Not waiting for an answer, I took a firm grasp on the baby and shuffled into the bushes, heading for the nearest campsite. Georgiana McAllister had newborn twins—I’d delivered them four days before—and was happy to provide me with both a clean diaper and a private bush behind which to effect my personal repairs. These accomplished, I chatted with her and admired the twins, all the while wondering about the recent revelations. Between Lieutenant Hayes and his proclamation, the machinations of Lillywhite and company, and whatever Bree and Roger were up to, the mountain seemed a perfect hotbed of conspiracy tonight.

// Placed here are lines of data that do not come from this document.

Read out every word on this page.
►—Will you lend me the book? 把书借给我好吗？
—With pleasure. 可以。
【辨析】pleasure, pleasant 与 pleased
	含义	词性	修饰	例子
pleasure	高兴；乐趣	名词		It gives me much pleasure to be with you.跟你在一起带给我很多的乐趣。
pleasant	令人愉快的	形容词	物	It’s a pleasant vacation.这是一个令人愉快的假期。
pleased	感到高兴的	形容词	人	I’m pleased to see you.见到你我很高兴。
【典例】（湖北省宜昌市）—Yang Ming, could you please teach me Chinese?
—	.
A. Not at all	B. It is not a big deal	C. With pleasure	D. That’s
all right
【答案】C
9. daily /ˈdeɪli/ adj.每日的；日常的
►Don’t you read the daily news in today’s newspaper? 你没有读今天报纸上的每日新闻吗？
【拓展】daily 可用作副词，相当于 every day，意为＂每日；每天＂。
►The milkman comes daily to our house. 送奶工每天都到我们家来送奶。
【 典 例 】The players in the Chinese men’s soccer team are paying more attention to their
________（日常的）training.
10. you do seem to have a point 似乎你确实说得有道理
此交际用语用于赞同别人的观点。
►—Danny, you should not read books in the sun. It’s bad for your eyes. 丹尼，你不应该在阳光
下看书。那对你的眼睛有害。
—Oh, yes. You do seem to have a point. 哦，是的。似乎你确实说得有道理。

I was pleased that we had managed the christening—in fact, I was surprised to find just how gratified I did feel about it—but I had to admit to a pang of distress over Brianna’s canceled wedding. She hadn’t said much about it, but I knew that both she and Roger had been looking forward very much to the blessing of their union. The firelight winked briefly, accusingly, off the gold ring on my left hand, and I mentally threw up my hands in Frank’s direction.

And just what do you expect me to do about it? I demanded silently, while externally agreeing with Georgiana’s opinion on the treatment of pinworms.

“Ma’am?” One of the older McAllister girls, who had volunteered to change Jemmy, interrupted the conversation, dangling a long, slimy object delicately between two fingers. “I found this gaud in the wean’s cloot; is it maybe your man’s?”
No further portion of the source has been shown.